Colour / Meaning or purpose / Instruction and information
- Prohibition sign
- Dangerous behaviour; stop; shutdown; evacuate
Yellow / Amber
- Warning sign
- Be careful; take precautions; examine
- Mandatory sign
- Specific behaviour or action; wear protective equipment
- Emergency escape / First-aid sign
- Doors; exits; escape routes; equipment and facilities
Breaching these strict health and safety regulations is a criminal offence. Enforcement by the relevant authorities can result in serious fines or imprisonment as outlined by the Health and Safety Executive.
Action can be taken against companies, individual managers and responsible persons.
Safety signs lessen the likelihood of accidents to employees and non-employees, and therefore creates a safer working environment.
How to Display Your Safety Signs
There are lots of ways to display workplace safety signs. Often they are affixed to walls using screws. However, our Frames4Docs enable you to display safety notices without the need for drilling into walls. With a self-adhesive or magnetic back, you can easily frame and display important safety signs and notices. The clever design also allows for easy insertion and removal of safety notices without the necessity of moving the frame.
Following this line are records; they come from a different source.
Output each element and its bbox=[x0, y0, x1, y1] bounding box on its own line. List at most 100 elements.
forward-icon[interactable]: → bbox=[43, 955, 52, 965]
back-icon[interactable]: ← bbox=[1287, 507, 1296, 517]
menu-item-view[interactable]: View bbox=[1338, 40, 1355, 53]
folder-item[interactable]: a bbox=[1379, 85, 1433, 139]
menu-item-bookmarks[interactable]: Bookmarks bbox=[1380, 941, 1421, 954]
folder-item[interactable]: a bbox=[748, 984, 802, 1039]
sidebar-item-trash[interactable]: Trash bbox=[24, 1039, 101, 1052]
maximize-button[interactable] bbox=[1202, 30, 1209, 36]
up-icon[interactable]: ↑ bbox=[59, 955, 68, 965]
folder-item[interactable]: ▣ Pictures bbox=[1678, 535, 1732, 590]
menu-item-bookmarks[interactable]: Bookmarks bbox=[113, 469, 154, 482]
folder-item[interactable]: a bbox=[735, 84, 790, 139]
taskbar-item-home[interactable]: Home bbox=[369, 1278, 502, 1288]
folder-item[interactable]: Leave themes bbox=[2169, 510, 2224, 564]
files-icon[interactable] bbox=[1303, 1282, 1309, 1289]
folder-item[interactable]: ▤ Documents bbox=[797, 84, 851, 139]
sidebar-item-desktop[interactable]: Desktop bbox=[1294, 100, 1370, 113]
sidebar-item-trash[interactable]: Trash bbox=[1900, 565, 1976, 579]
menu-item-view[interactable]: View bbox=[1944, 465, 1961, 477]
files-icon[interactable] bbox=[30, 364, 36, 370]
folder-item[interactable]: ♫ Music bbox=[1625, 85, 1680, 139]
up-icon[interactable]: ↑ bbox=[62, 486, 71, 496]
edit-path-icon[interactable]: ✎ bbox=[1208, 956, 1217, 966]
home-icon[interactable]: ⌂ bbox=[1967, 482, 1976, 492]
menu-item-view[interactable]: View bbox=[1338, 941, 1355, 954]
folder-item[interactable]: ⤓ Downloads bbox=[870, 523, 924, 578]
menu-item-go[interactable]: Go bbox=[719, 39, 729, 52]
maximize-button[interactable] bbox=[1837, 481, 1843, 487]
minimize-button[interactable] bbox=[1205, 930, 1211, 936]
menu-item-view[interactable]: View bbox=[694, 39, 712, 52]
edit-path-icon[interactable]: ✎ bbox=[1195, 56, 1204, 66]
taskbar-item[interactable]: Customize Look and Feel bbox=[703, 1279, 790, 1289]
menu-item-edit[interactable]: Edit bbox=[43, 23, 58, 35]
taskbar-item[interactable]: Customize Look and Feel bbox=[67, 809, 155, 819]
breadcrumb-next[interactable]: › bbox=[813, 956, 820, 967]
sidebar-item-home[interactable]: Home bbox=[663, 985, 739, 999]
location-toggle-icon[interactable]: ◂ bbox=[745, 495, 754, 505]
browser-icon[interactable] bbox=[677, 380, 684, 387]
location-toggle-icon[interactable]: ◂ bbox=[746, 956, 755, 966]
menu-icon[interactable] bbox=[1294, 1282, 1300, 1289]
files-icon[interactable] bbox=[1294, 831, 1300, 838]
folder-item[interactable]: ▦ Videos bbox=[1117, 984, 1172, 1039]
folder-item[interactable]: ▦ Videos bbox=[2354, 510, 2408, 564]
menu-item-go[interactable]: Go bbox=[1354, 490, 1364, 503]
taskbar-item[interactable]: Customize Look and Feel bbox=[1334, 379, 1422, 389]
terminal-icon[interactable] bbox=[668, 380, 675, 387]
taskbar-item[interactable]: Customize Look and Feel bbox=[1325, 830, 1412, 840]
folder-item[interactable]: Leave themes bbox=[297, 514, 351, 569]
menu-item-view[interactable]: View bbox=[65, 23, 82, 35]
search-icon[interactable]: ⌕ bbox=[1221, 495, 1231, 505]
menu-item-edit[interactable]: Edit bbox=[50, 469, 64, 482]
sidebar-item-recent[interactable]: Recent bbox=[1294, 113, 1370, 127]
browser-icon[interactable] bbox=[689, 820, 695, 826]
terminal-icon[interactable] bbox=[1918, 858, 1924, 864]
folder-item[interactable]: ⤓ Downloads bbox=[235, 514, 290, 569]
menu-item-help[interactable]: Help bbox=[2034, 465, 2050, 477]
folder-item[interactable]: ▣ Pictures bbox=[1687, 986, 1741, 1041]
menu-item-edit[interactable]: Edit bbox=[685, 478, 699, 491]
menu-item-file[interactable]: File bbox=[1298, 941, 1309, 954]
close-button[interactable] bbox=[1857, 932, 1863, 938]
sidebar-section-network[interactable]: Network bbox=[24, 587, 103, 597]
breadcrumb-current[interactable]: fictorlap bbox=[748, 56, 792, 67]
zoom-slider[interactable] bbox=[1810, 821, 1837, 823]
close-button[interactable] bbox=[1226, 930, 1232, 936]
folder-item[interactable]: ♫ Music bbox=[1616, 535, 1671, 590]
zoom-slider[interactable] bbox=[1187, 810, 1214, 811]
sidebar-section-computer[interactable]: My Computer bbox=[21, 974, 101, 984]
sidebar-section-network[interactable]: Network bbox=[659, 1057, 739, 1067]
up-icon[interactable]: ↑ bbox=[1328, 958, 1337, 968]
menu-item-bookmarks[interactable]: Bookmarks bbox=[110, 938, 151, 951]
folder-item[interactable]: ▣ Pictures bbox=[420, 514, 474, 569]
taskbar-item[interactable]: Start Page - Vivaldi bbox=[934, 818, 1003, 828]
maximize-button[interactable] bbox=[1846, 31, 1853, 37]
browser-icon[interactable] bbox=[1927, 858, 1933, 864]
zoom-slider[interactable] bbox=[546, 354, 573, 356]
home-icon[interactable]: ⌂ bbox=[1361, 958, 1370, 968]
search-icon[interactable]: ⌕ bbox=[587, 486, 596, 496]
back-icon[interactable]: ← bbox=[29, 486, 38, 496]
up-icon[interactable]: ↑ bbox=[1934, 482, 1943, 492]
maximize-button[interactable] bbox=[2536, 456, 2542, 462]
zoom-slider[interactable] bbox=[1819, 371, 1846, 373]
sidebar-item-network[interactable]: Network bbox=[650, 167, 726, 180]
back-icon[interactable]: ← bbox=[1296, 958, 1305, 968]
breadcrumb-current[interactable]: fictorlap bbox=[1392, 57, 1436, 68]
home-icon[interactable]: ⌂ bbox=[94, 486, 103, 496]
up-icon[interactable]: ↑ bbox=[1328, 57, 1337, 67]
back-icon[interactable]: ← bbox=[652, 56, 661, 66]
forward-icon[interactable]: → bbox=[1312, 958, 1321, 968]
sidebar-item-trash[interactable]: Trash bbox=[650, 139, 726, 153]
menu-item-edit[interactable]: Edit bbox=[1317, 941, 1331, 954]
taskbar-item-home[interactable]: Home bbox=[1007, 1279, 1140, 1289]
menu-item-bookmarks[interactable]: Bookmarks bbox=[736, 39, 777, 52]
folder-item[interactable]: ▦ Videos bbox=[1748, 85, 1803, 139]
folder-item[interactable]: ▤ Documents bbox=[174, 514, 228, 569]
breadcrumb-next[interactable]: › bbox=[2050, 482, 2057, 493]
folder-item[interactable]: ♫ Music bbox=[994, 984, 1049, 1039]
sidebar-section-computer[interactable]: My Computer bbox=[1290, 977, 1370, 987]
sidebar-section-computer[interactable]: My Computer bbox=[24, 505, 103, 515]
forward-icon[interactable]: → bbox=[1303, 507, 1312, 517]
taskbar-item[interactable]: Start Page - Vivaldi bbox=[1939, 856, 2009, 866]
Safety signs can also be displayed via our Modulean® Shadow Board system. Using the standardised Board 2 (Notice Board), you can display up to four A4 safety signs or notices. The beauty of Modulean® is you can then add to the modular display in the future, depending on your needs. For example, you could add Board 7 (First Aid Board) or Board 10 (Fire Safety Board) to store important safety products.
Wall safety signs can be supported with floor graphic markers. These can come with symbols and words, just symbols, or as half-circle floor markers.
This is a great solution for when you need to get an important safety message across without going to the extreme of painting your warehouse or workspace floor.
Safety Signs FAQ
For workplaces in the UK, the following safety signs are compulsory to comply with the Health and Safety Regulations 1996: Fire safety signs, Emergency exit signs, Road traffic regulations within the workplace, and Prohibition signage.
Warning signs should be used to make people aware of nearby danger, for example, a flammable liquid store. These health and safety signs are required by the Health and Safety (Safety Signs and Signals) Regulations 1996 and in specific cases by the Dangerous Substances (Notification and Marking of Sites) Regulations 1990.
Red safety signs are used as prohibition signage and dangerous behaviour; meaning to stop; shutdown; or evacuate. Yellow / Amber signs are warning signs, meaning to be careful, take precautions or examine. Blue safety signs mean that a sign is mandatory and that specific behaviour or action should be carried out, such as wearing protective equipment. Green signs signal an emergency escape or first-aid available. Green safety signs can also be used to label doors, such as exits, escape routes, equipment and facilities.